Your contribution-based JSA will stop after six months.


The ‘jobseeking conditions’

To claim JSA you must sign a “Claimant Commitment” outlining the steps that you will take each week to look and prepare for work. You will need to be available for and actively seeking work, and you will be asked to attend regular meetings with your work coach..However in discussion with your work coach, you may be able to restrict the number of hours you are available for work to fit around your caring role, but not to less than 16 hours.
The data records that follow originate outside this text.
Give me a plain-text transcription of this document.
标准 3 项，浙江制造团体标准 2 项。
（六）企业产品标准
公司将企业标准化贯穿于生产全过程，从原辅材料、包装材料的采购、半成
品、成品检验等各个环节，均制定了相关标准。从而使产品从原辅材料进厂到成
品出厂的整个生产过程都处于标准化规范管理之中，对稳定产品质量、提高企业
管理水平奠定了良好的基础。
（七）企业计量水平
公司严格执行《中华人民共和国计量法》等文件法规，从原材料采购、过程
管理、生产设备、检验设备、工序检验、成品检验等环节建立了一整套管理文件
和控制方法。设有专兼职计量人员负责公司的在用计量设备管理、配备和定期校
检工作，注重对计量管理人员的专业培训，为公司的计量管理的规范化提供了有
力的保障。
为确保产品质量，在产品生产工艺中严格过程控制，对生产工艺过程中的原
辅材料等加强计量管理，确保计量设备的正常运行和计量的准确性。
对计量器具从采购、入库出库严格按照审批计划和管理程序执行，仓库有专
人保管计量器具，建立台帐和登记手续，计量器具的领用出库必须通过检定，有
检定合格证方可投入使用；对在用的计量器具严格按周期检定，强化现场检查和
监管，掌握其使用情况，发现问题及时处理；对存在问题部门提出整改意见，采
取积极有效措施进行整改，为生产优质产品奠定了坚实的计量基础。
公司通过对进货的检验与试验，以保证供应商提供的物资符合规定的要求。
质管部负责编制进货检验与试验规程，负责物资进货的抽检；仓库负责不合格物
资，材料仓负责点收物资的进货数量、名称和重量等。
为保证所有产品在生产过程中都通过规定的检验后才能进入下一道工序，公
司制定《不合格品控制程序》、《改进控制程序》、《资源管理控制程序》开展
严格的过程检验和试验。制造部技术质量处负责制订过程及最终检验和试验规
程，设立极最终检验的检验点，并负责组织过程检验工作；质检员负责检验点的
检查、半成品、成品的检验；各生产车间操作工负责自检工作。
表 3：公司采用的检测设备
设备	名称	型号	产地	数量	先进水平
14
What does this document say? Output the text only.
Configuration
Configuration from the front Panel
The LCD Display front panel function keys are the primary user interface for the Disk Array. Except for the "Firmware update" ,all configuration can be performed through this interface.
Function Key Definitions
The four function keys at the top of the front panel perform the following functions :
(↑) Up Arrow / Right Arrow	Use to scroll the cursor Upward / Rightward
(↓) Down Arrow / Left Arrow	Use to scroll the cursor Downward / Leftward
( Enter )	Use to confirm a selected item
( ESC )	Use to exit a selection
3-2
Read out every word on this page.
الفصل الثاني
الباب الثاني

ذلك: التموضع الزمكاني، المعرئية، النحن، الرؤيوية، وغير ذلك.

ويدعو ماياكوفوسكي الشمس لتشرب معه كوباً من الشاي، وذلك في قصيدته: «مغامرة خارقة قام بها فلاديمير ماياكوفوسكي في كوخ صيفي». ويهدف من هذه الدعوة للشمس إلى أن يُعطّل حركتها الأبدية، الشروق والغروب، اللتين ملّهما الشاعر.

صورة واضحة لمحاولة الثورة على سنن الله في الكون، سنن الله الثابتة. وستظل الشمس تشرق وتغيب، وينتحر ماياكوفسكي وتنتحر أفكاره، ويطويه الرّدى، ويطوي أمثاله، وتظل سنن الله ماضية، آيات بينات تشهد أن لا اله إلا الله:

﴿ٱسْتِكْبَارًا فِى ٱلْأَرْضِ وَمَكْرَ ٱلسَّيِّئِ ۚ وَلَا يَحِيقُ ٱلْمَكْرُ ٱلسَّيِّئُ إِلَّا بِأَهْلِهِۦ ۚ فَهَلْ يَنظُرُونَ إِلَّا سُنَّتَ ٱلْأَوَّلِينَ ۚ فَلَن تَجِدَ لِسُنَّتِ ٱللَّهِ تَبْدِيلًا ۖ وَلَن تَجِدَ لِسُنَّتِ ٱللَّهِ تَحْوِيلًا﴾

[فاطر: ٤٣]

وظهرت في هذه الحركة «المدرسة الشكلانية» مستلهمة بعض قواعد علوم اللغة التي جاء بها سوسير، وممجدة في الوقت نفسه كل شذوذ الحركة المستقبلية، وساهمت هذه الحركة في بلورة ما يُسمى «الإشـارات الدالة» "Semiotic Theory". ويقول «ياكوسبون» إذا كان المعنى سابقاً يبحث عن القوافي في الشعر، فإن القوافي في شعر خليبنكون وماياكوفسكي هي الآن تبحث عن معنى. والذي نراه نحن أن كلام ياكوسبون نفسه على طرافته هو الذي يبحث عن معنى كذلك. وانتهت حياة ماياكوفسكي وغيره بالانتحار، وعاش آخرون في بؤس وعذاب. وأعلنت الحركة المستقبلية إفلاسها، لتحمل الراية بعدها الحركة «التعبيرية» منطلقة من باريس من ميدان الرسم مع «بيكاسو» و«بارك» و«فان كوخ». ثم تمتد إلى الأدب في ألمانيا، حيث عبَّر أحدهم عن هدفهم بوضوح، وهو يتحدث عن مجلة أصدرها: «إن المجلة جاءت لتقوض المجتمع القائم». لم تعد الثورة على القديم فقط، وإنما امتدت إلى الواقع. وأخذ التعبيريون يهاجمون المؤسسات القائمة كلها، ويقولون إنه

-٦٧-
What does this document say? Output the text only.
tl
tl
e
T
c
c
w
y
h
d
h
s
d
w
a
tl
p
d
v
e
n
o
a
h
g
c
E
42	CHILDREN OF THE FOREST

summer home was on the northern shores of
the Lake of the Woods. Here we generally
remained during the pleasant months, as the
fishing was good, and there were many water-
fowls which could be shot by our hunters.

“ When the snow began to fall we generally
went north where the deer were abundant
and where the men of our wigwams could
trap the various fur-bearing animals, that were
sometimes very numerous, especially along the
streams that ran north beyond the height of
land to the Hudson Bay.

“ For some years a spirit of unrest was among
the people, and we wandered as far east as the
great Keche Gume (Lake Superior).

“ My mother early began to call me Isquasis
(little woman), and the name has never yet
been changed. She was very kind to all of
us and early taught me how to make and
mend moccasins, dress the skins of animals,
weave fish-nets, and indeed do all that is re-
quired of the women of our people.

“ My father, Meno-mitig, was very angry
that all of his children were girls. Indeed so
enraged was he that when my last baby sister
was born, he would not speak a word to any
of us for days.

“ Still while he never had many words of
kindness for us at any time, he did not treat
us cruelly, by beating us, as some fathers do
How do I claim JSA and report a change in my circumstances?

In England, Wales and Scotland you can phone the Jobcentre Plus on 0800 055 6688 or you can apply online.

In Northern Ireland you can contact your local Social Security or Jobs & Benefits office. For further information contact Carers Northern Ireland.

You can sometimes ask for JSA to be backdated. For further information contact the Carers UK Adviceline.

If there is a change in your circumstances you must notify the relevant benefit department. In England, Wales and Scotland this is the Jobcentre Plus (0345 608 8545) and in Northern Ireland this is your local Social Security or Jobs & Benefits office.

What happens if I disagree with a JSA decision?

If you disagree with a JSA decision you can challenge the decision. You have to do this within one month of the date on the decision letter (although if you are outside of this time limit it might still be possible so seek advice). For further information on challenging a decision you can view our challenging a benefit decision webpage.